Un film de Lee Cronin

Même pas peur

Entre deux tournées, Beth décide d’aller voir sa sœur Ellie à Los Angeles, où elle vit seule avec ses trois enfants. Mais suite à un tremblement de terre, la famille découvre, dans les sous-sols de l’immeuble, un mystérieux livre. Le cauchemar peut commencer…

Evil Dead Rise film movie

Quand on pense films d'horreurs et cabanes dans les bois, la série de films "Evil Dead" nous vient forcément à l'esprit. C'est en 1981 que Sam Raimi (futur réalisateur de la saga "Spider Man" du début des années 2000) arrive dans la cour des grands avec son petit film de potes fauchés. Et l'effet est immédiat ; le film devient culte et propulse Raimi et sa bande sur le devant de la scène. Depuis, deux suites ont vu le jour, toujours sous la direction du cinéaste, qui passera le relai pour un remake en 2013, cette fois réalisé par Fede Alvarez, mais produit par Raimi et sa boîte de production Ghost Pictures. 10 ans plus tard arrive un nouvel opus, sobrement intitulé "Evil Dead Rise", avec le débutant Lee Cornin aux commandes. Après un remake au traitement très premier degré mais avec sa propre identité et capable de développer sa propre mythologie, que nous réserve cette nouvelle mouture et quelle est sa place dans une saga unique, prise entre l'horreur pure et le cartoon à l'humour sanglant ?
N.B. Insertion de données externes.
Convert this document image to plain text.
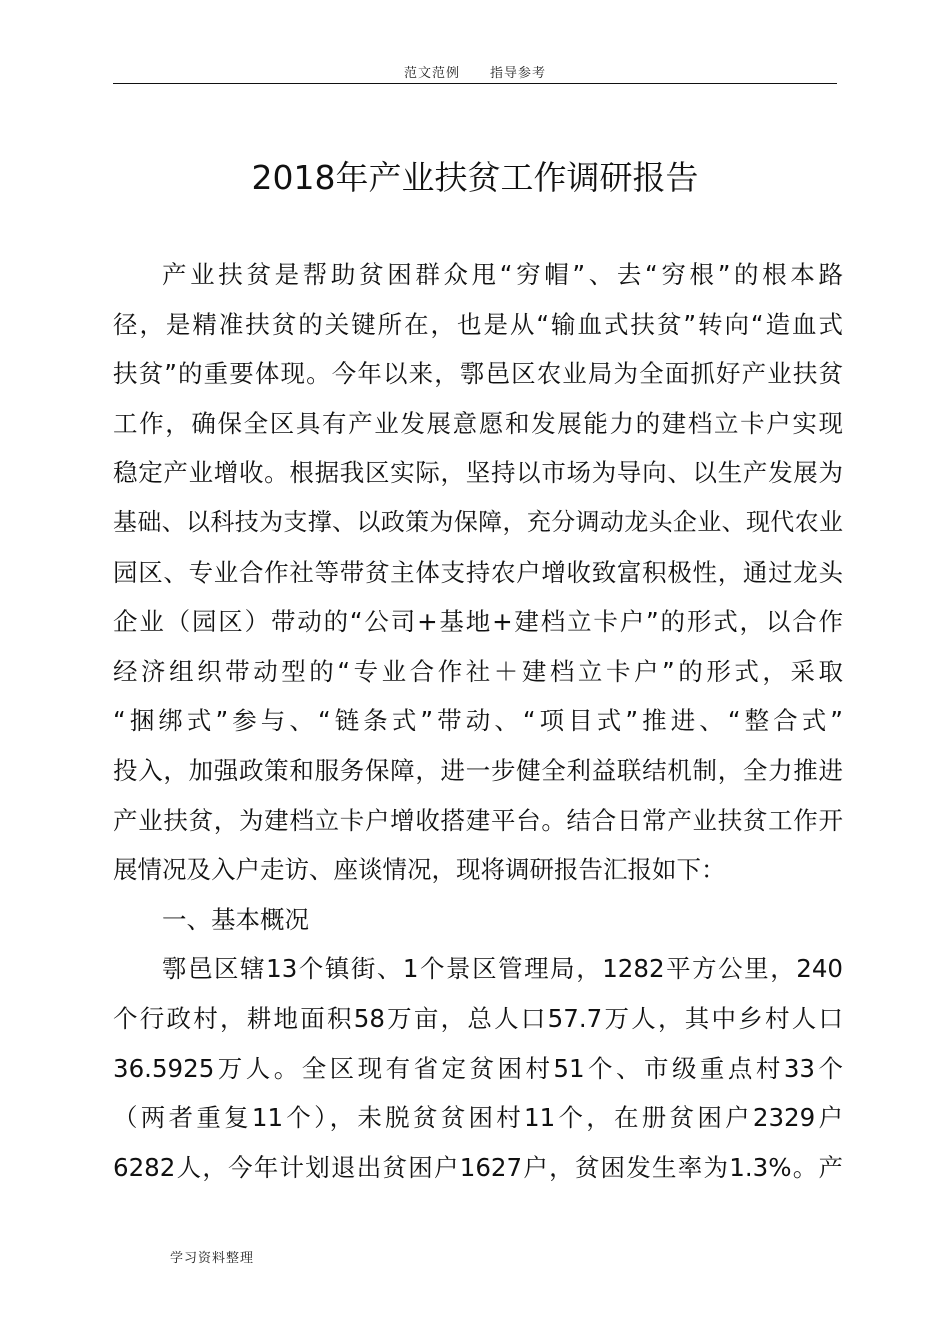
范文范例 指导参考
2018年产业扶贫工作调研报告
产业扶贫是帮助贫困群众甩“穷帽”、去“穷根”的根本路
径，是精准扶贫的关键所在，也是从“输血式扶贫”转向“造血式
扶贫”的重要体现。今年以来，鄠邑区农业局为全面抓好产业扶贫
工作，确保全区具有产业发展意愿和发展能力的建档立卡户实现
稳定产业增收。根据我区实际，坚持以市场为导向、以生产发展为
基础、以科技为支撑、以政策为保障，充分调动龙头企业、现代农业
园区、专业合作社等带贫主体支持农户增收致富积极性，通过龙头
企业（园区）带动的“公司+基地+建档立卡户”的形式，以合作
经济组织带动型的“专业合作社＋建档立卡户”的形式，采取
“捆绑式”参与、“链条式”带动、“项目式”推进、“整合式”
投入，加强政策和服务保障，进一步健全利益联结机制，全力推进
产业扶贫，为建档立卡户增收搭建平台。结合日常产业扶贫工作开
展情况及入户走访、座谈情况，现将调研报告汇报如下：
一、基本概况
鄠邑区辖13个镇街、1个景区管理局，1282平方公里，240
个行政村，耕地面积58万亩，总人口57.7万人，其中乡村人口
36.5925万人。全区现有省定贫困村51个、市级重点村33个
（两者重复11个），未脱贫贫困村11个，在册贫困户2329户
6282人，今年计划退出贫困户1627户，贫困发生率为1.3%。产
学习资料整理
Lourd héritage que celui de la saga iconique. Lee Cronin fait donc le choix de l'humilité et propose un métrage qui puise principalement dans l'ambiance crasseuse du remake et son désir d'orgie d'hémoglobine, tout en piochant ici et là dans "Evil 2" et 3 pour leur insolence de sale gosse. Le premier écueil du cinéaste est de ne jamais vraiment choisir entre l'aspect comique de la série (ciné et TV avec "Ash Vs the Evil Dead") et son pendant plus horrifique et brutal. Dans cette version 2023, c'est bien simple : tout y est. Le problème ne vient pas de mélanger des genres ou intentions différentes, mais bien d'arriver à les faire co-exister. Et comme le cinéaste est plus préoccupé par l'aspect purement forain de son film et de sa mythologie, beaucoup de séquences sont sacrifiées sur l'autel du « fun ».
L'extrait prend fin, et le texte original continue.